When we were out in the desert, safely far from fences, the manager unloaded his chase horse. I had a long lead rope on Maude. It was half-inch diameter synthetic fiber--maybe part nylon and part polyester. The rope was tied in a secure bowline around Maude's neck. I tied the tail of the rope securely at the back of the trailer and then, holding tightly to the rope near Maude's head, I tried to lead her out of the trailer.
Maude saw her beloved sagebrush and thought she was free. I had no more chance of holding onto that rope than a fly would have had. She bolted out of the trailer and hit the end of the lead rope at full speed. Again she did a summersault and fell heavily on top of the homemade saddle. I certainly would have expected her to break her neck and destroy the saddle. What may have saved her neck was the fact that the half-inch lead rope broke back at the trailer. Before we had a chance to move, Maude staggered to her feet and was off full speed in BLM land where fences were maybe ten miles apart.
The manager jumped on his stock horse and gave chase. He didn't follow directly behind Maude because that would have just chased her further away. Instead he rode off to one side. I had taken a box of oats along--I always try to be prepared for any sort of eventuality--and I started off on foot after them.
It had been very difficult, when first working with Maude, to get her to eat oats or even hay. She was used to eating grass that was rooted to the ground so that she could tear off bites of it. The hay wasn't anchored and she didn't know how to break it into bite-sized pieces. The oats she didn't recognize at all, and she wouldn't touch them until I painstakingly mixed a few with alfalfa leaves and gradually introduced them to her. But like a pusher getting a new addict hooked on heroine, I finally got her to like oats so that I had a little more control over her.

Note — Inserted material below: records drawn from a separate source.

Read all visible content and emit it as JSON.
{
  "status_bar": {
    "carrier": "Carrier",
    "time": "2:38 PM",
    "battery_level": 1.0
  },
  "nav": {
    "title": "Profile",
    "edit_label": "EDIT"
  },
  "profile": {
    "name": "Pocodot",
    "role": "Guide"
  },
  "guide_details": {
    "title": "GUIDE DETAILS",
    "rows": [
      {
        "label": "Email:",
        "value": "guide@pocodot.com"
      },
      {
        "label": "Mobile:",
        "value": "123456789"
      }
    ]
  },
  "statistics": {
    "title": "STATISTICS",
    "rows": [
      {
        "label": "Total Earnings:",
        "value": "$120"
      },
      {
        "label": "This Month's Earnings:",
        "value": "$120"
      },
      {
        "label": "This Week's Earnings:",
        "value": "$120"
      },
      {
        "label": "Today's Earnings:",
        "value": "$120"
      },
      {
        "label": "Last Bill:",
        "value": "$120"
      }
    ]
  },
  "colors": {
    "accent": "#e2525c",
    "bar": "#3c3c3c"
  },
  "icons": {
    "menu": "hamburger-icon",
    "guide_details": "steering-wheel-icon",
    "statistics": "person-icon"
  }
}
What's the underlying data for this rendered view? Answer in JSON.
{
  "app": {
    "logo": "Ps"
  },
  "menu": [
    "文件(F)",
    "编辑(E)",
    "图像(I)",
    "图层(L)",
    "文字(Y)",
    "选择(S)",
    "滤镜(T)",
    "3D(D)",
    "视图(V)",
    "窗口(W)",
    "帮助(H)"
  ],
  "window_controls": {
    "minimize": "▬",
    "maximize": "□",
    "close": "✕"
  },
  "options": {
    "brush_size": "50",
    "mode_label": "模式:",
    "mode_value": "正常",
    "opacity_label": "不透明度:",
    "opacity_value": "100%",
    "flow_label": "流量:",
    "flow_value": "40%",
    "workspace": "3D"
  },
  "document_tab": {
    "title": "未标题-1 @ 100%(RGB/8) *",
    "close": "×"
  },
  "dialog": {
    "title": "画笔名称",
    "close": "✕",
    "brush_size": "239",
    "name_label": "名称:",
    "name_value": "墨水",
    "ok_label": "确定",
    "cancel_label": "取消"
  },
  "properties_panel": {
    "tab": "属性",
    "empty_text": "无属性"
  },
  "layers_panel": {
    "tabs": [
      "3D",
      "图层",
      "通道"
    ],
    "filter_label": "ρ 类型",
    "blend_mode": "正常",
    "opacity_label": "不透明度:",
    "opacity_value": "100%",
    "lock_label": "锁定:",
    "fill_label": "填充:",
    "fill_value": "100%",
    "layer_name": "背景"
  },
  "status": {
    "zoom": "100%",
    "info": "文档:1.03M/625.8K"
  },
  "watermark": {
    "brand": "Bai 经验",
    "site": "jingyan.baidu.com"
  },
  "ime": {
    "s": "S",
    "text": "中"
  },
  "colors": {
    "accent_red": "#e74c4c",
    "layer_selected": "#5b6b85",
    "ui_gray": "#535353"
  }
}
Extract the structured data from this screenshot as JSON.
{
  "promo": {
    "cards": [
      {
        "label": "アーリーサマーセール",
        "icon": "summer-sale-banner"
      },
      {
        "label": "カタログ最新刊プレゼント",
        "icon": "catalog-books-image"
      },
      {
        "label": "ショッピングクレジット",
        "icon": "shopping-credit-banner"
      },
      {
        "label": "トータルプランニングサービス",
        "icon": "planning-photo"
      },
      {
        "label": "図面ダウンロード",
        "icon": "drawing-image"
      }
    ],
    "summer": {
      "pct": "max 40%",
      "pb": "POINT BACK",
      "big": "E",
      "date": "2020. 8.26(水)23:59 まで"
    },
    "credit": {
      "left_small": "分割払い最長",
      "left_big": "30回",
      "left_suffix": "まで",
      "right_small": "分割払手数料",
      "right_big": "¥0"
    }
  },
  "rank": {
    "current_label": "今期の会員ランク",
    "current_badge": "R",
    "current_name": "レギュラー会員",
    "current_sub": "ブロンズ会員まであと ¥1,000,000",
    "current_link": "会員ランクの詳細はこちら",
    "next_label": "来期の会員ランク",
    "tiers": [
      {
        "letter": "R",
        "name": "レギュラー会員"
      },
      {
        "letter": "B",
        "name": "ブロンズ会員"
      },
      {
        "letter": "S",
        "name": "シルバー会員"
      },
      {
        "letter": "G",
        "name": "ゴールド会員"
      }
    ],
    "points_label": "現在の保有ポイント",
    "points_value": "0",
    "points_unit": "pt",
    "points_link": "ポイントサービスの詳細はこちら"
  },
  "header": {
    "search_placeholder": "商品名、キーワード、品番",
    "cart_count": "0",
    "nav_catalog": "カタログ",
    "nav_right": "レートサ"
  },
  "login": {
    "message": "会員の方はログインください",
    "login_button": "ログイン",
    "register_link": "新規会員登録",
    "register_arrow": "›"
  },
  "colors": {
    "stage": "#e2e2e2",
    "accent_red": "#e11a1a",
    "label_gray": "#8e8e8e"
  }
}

I finally caught up to the manager and the two horses. Maude had run at top speed until she was exhausted. The long lead rope under her feet probably caused her problems and made her realize that she wasn't really free. When she stopped to rest, the manager came close enough to get the end of the lead rope. He looped the rope around his saddle horn but Maude, the biggest mare on the ranch, was too strong to be lead.
I walked up to Maude and offered her the oats. She ate in the nervous, compulsive, manner of horses under stress, and she gradually calmed down. The moment of truth was at hand. I laid the oat box down and climbed up into the saddle. Maude was well trained for that and didn't object. Then the manager, the lead rope on his saddle horn, started toward the trailer.
We went two or three steps and Maude exploded as if she was trying to jump out from under me. I was primed for a ride and I thought we were on our way--but that wasn't the case at all. Maude had just come square up against a prickly sagebrush while being led and hadn't known yet to walk around them. So she just made a standing jump over it. Maude never, ever, tried to buck with me. Some cowboys encourage an unbroke horse to buck so they can try to prove they're boss, but I think that's exactly the wrong thing to do. Most of the horses I've trained never ever bucked with me. (But there have been a few notable exceptions.)
Maude was understandably difficult to load into the trailer for the trip home. I left her in the trailer with some good hay for the night and the next day, in a calm relaxed training atmosphere, I trained her to jump into and hop out of trailers without making a fuss.
The crude homemade saddle survived both tests with no damage at all--it was made of strong solid wood lashed together with nylon lariat rope--but if it had been an expensive saddle borrowed from a friend it probably would have been destroyed.